In the event a sufferer does open up to you, how do you respond? Do you really hear them out? Do you attempt to diagnose them, diminish them, or demean their coping mechanisms? Do you ‘power of positive thoughts’ them to death? Do you use their issues against them?  Do you do what you can to recalibrate the conversation back to ‘positive energy’ when the person just needs to be heard? How strong are your listening skills?  How sensitive are you to others' needs? How capable are you of not centering yourself?

This is not about good or bad, blame, or judgment. The reality is some people are more equipped to be support systems and some people simply aren’t. While everyone in the world is wired differently and there will be some sufferers who will require more practicality, given the rate at which suicide is growing, maybe employing a bit more mindfulness is key and people could work on being better listeners.  There has to be a reason people suffering feel alone and do not disclose; it’s not always merely self-inflicted. Maybe for some, the lack of disclosure has less to do with being embarrassed about their pain, and may result from feelings of disappointment or being unheard thereby leading to a lack of trust in whoever they would be sharing with.

We all do have a responsibility to ourselves.  Mental health sufferers have to do the work to reach some form of healing.  Unfortunately for many people, that will be ongoing over the course of their lives. However, if you are going to pay lip service about ‘checking in’, please also take the time to reflect on what that might entail and are you capable of committing to it. Seeking help from a medical professional is paramount, but having good and mindful friends can ease the way. If you are reading this and still have internalized this as a difference between good or bad, is about blame, or etc., would like to remind you that not everything is about you.

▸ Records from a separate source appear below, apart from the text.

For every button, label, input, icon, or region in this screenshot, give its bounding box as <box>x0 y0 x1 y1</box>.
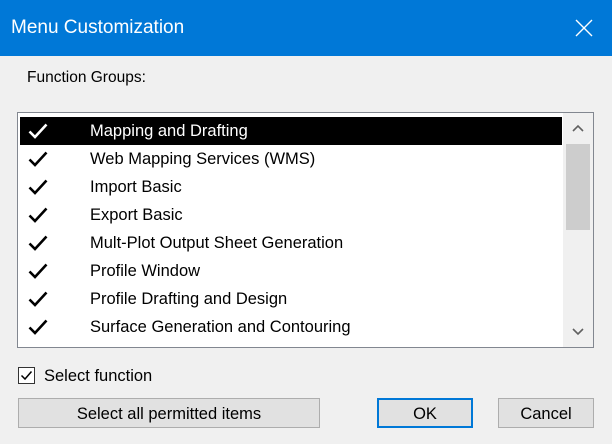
vertical-scrollbar[interactable] <box>563 113 593 347</box>
list-item-label: Mult-Plot Output Sheet Generation <box>90 234 344 252</box>
chevron-down-icon <box>572 328 584 336</box>
checkbox-box[interactable] <box>18 367 35 384</box>
check-icon <box>28 285 50 313</box>
chevron-up-icon <box>572 124 584 132</box>
scroll-up-button[interactable] <box>563 113 593 143</box>
cancel-button[interactable]: Cancel <box>498 398 594 428</box>
list-item-label: Profile Drafting and Design <box>90 290 288 308</box>
list-item-label: Web Mapping Services (WMS) <box>90 150 316 168</box>
list-item-label: Mapping and Drafting <box>90 122 248 140</box>
check-icon <box>28 145 50 173</box>
list-item-label: Surface Generation and Contouring <box>90 318 351 336</box>
list-item[interactable]: Export Basic <box>20 201 562 229</box>
list-item-label: Volume Calculations and Reporting <box>90 341 348 347</box>
ok-button[interactable]: OK <box>377 398 473 428</box>
list-item[interactable]: Import Basic <box>20 173 562 201</box>
list-item[interactable]: Web Mapping Services (WMS) <box>20 145 562 173</box>
check-icon <box>28 341 50 347</box>
function-groups-list[interactable]: Mapping and Drafting Web Mapping Services… <box>17 112 594 348</box>
list-item[interactable]: Surface Generation and Contouring <box>20 313 562 341</box>
list-item-label: Export Basic <box>90 206 183 224</box>
select-all-permitted-button[interactable]: Select all permitted items <box>18 398 320 428</box>
title-bar: Menu Customization <box>0 0 612 56</box>
check-icon <box>28 313 50 341</box>
list-item[interactable]: Mult-Plot Output Sheet Generation <box>20 229 562 257</box>
check-icon <box>28 229 50 257</box>
list-item[interactable]: Volume Calculations and Reporting <box>20 341 562 347</box>
scrollbar-thumb[interactable] <box>566 144 590 230</box>
list-item-label: Profile Window <box>90 262 201 280</box>
list-item[interactable]: Mapping and Drafting <box>20 117 562 145</box>
list-item[interactable]: Profile Drafting and Design <box>20 285 562 313</box>
check-icon <box>28 173 50 201</box>
close-button[interactable] <box>556 0 612 56</box>
list-item-label: Import Basic <box>90 178 182 196</box>
close-icon <box>575 19 593 37</box>
window-title: Menu Customization <box>11 17 185 38</box>
list-item[interactable]: Profile Window <box>20 257 562 285</box>
list-rows: Mapping and Drafting Web Mapping Services… <box>20 117 562 347</box>
check-icon <box>28 117 50 145</box>
check-icon <box>28 257 50 285</box>
scroll-down-button[interactable] <box>563 317 593 347</box>
select-function-label: Select function <box>44 367 153 385</box>
function-groups-label: Function Groups: <box>27 69 146 86</box>
check-icon <box>28 201 50 229</box>
checkmark-icon <box>20 371 33 381</box>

Anthony Bourdain, the universe just got a hell of a lot darker without you in it.  The saying goes that with great power comes great responsibility; but sometimes that responsibility is not just about the impact one has on others, but also how much the weight of that responsibility impacts the bearer of it.  You have given the world so much, pouring from your own cup.  Maybe, just maybe, the world didn’t pour enough back enough into you. 

It’s so much darker when a light goes out than it would have been if it had never shone.